Résolu réfléchit à l’avenir du papier journal

Le président et chef de la direction de Résolu, Yves Laflamme
Photo: Cercle canadien de Montréal Le président et chef de la direction de Résolu, Yves Laflamme

Aux prises avec une diminution de la demande pour le papier journal, Produits forestiers Résolu aura devant elle toute une réflexion à faire au cours des prochaines années sur l’avenir de ses usines qui en produisent, selon son président et chef de la direction.

Tout en rappelant que l’entreprise a déjà réduit sa production en 2017, comme beaucoup d’autres dans le secteur, Yves Laflamme a évoqué mardi la possibilité de convertir des usines vers d’autres produits quand cette option est faisable. Il précise qu’une telle opération n’est pas nécessairement facile.

« On a fermé chez Résolu l’équivalent de 200 000 tonnes jusqu’à maintenant cette année, de façon sporadique. Ce n’est pas une bonne recette, ça.
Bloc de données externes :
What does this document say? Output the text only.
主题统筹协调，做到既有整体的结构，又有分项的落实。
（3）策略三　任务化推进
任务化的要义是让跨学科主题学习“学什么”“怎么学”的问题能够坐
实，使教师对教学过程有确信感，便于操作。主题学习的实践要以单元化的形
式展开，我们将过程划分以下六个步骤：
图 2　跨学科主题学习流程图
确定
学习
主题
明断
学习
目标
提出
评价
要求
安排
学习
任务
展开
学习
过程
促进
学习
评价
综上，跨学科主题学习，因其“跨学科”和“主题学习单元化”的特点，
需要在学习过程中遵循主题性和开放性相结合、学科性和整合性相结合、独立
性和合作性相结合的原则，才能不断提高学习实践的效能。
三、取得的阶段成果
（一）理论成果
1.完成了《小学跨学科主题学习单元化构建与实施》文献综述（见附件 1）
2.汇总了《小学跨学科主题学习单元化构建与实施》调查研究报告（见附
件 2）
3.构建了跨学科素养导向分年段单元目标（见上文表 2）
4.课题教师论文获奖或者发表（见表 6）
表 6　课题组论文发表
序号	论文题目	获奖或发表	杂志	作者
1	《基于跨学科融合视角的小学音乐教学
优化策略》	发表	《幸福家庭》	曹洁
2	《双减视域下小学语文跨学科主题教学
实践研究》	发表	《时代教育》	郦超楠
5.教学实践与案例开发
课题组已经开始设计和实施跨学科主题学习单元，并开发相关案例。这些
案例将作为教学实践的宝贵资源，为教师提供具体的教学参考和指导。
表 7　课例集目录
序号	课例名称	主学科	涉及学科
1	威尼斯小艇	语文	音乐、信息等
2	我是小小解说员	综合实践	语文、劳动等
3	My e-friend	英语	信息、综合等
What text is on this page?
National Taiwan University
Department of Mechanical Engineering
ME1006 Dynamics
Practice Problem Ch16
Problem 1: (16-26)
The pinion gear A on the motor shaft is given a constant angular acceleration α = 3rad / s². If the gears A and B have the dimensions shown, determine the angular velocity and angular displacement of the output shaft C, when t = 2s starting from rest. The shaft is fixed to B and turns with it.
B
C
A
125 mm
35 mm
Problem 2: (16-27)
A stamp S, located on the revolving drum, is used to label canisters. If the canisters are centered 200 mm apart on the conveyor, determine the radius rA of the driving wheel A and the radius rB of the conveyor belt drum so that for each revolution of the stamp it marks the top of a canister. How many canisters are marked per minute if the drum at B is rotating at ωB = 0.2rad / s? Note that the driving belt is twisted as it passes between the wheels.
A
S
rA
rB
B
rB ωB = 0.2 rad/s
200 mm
Il va falloir qu’on fasse un move à un moment donné », a affirmé M. Laflamme en marge d’une allocution qu’il a donnée au Cercle canadien de Montréal.

« Dans les années à venir, il va y avoir de plus en plus de papier qui va disparaître. Donc, la question, c’est : est-ce qu’on ferme ces installations-là en pouvant maintenir une croissance dans d’autres produits ? Ou est-on capables de rediriger ces usines-là vers autre chose ? Et ça, c’est un gros défi, parce qu’une machine à papier, ce n’est pas simple de faire autre chose avec ça », a précisé M. Laflamme, en poste depuis un an et demi. Fermer une usine n’est « jamais plaisant », a-t-il dit.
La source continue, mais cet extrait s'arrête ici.